MTN revenues touched the $1 billion last year, making it the first company in Ugandan history to do so.
The telecom giant reported sh3.6 trillion in total revenue for the year ended December 2025, setting it on the cusp of the billion-dollar club. A year earlier revenues stood at about sh3.15 trillion, meaning the company expanded its topline by roughly 14 percent year-on-year.
In a country where most companies still measure revenues in billions rather than trillions, that milestone is more than a corporate bragging right. It is a signal of how deeply telecom infrastructure has become woven into Uganda’s economic life...
There is also
a certain symmetry to the moment. MTN Uganda is not only the first company in Uganda to generate more than $1 billion in
annual revenues, it was also the first Ugandan company to cross the $1 billion market capitalisation
mark when it listed on the Uganda Securities Exchange in
December 2021.
In other
words, MTN first entered the billion-dollar club through investor belief. Today it has
entered it again through economic performance.
But the real
story behind those revenues lies in a transformation that has happened in less
than three decades.
Thirty years
ago Uganda barely had a telecom sector in the modern sense. Fixed telephone
lines were scarce and expensive, confined largely to government offices and a
handful of large companies. Getting a landline could take months.
Today telecom
networks carry the lifeblood of the modern economy.
The numbers
released alongside MTN’s results illustrate that shift. The company now serves 24.2 million customers, up
from roughly 21.6 million the previous year.
Active data users have climbed to
14.7 million, continuing the steady growth seen in recent years
as smartphones spread across the country. Meanwhile mobile money users have reached about 12
million, up from about 11.3 million in 2024.
Each of these
indicators reflects the widening role of telecom infrastructure in everyday
economic life.
But perhaps
the most striking statistic lies in the fintech ecosystem built around MTN MoMo.
In comments
accompanying the results, MTN Uganda chief executive Sylvia Mulinge revealed just
how large that ecosystem has become.
“The volume
of transactions on our platform increased by 16.8 percent to five billion while
the value of transactions increased by 23.3 percent to sh195.5trillion”.”
Those numbers
deserve a moment of reflection.
Uganda’s GDP
is roughly sh200 trillion.
In other words, the value of transactions flowing through MTN's mobile money
platform is now approaching the size of the entire economy...
And that
number itself has been growing steadily. A few years ago mobile money
transaction values were below sh160 trillion.

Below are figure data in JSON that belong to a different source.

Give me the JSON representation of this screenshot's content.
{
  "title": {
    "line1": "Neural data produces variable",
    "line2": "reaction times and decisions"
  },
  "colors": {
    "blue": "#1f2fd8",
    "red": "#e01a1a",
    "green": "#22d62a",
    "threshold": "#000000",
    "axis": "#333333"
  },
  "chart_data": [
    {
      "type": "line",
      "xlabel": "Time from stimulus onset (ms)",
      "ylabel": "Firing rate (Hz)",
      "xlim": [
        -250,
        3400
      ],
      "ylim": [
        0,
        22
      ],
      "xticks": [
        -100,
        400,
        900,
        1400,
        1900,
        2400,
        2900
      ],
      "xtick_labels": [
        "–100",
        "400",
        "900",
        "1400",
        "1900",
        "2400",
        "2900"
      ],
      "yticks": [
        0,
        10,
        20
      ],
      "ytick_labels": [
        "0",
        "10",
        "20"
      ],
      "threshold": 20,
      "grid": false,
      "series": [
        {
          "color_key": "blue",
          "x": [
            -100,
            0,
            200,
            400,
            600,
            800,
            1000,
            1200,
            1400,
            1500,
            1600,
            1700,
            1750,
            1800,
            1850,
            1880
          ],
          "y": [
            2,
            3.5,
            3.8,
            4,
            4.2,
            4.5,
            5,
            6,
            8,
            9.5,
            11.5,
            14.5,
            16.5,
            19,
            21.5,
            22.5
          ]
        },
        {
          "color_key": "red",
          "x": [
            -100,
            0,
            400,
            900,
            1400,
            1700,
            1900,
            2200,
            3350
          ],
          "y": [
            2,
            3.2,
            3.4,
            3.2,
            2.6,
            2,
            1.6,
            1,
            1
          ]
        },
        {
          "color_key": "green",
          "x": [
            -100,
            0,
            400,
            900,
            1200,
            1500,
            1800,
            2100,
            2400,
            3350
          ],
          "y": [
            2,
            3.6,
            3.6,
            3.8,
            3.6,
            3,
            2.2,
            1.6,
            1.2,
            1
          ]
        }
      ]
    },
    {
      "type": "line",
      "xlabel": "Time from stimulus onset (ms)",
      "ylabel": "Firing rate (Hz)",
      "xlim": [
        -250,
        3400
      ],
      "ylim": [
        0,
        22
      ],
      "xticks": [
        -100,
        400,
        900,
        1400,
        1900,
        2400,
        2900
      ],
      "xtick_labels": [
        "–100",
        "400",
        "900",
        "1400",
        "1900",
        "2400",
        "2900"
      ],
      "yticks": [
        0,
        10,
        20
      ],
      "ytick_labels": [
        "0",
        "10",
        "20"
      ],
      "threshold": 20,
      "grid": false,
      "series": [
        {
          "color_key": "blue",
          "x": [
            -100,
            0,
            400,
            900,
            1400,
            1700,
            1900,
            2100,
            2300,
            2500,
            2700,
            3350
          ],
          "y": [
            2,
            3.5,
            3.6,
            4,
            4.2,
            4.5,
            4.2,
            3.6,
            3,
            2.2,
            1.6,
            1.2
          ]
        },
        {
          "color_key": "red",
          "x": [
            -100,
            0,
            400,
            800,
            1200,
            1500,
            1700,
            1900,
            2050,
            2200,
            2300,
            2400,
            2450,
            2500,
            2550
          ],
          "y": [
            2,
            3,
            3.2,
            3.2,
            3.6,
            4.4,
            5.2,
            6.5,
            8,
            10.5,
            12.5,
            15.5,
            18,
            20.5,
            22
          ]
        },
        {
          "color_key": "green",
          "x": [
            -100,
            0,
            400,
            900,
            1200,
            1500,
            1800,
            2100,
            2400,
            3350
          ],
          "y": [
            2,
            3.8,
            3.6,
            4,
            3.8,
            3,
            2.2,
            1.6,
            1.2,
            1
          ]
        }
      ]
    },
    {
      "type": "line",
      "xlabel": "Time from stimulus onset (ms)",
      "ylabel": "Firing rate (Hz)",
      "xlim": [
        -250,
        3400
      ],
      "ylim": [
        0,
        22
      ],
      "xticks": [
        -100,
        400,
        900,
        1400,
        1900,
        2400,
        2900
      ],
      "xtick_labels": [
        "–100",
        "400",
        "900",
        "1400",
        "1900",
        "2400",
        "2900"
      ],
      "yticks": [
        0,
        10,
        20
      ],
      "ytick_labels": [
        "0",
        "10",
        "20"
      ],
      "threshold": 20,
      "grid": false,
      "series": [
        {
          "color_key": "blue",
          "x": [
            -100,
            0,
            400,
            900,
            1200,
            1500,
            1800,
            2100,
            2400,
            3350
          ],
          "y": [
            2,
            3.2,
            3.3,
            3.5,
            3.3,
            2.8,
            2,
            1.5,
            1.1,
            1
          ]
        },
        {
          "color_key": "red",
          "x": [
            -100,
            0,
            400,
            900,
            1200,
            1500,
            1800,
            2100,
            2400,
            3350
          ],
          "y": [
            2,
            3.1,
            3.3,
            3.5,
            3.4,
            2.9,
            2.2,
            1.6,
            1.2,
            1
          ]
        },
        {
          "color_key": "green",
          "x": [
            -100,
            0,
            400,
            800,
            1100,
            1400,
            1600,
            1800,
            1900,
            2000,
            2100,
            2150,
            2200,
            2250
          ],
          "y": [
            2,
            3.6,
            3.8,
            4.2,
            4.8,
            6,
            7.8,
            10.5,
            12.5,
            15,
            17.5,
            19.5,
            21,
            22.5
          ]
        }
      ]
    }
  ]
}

Today they are brushing against UGX 200 trillion.
Telecom
networks are therefore no longer just carrying voice calls and WhatsApp
messages.
They are
carrying the financial bloodstream of the
economy.
Every boda
fare paid digitally, every school fee sent to a boarding student, every
electricity token purchased through a phone flows through this invisible
infrastructure.
MTN’s
financial performance reflects that structural shift.
The company
reported profit after tax of about sh678.8
billion, up from roughly sh641.5 billion the
previous year. Earnings per share rose to sh30.3, compared with about sh28.7 the year before.
Those gains
may appear incremental at first glance, but they underline the steady
compounding of a business that now sits at the centre of the digital economy.
Mulinge
herself linked the company’s revenue growth to rising connectivity and digital
adoption.
Telecom
growth is therefore not simply sector growth.
It is economic growth expressed through digital
infrastructure.
When farmers
receive produce payments through mobile money, telecom networks earn
transaction fees. When families send remittances across the country, telecom
infrastructure carries the payment. When small businesses pay suppliers
digitally, telecom networks facilitate the exchange.
Telecom
infrastructure has quietly become the plumbing of the
modern economy.
Mulinge
framed the company’s trajectory within MTN Group’s broader strategic ambition.
“As we
conclude the Ambition 2025 journey, I am pleased with the sustained progress we
have made towards building the largest and most valuable platform business in
Uganda.”
The phrase platform business captures
the transformation underway.
The old
telecom model revolved around voice calls and SMS. The new model revolves
around data consumption, fintech
services and digital platforms.
Behind the
scenes the infrastructure supporting this transformation continues to expand.
MTN now operates 549 network sites,
while 4G population coverage has
reached about 88.6 percent, up from roughly 86 percent last year.
These
investments are capital intensive but essential.
Without the
network backbone, there is no digital economy.
For
investors, MTN’s results carry additional significance. Since its 2021 listing,
the company has become the flagship stock of the Uganda Securities Exchange.
More than 22,000 Ugandan investors
participated in the IPO — many of them entering the stock market for the first
time.
The company
has also maintained a strong dividend policy, distributing over sh543 billion in dividends,
reinforcing its reputation as one of the exchange’s most dependable yield
stocks.
And if the
trajectory of fintech, data consumption and digital payments continues, telecom
networks may prove to be the single most
important piece of economic infrastructure built in Uganda since Independence.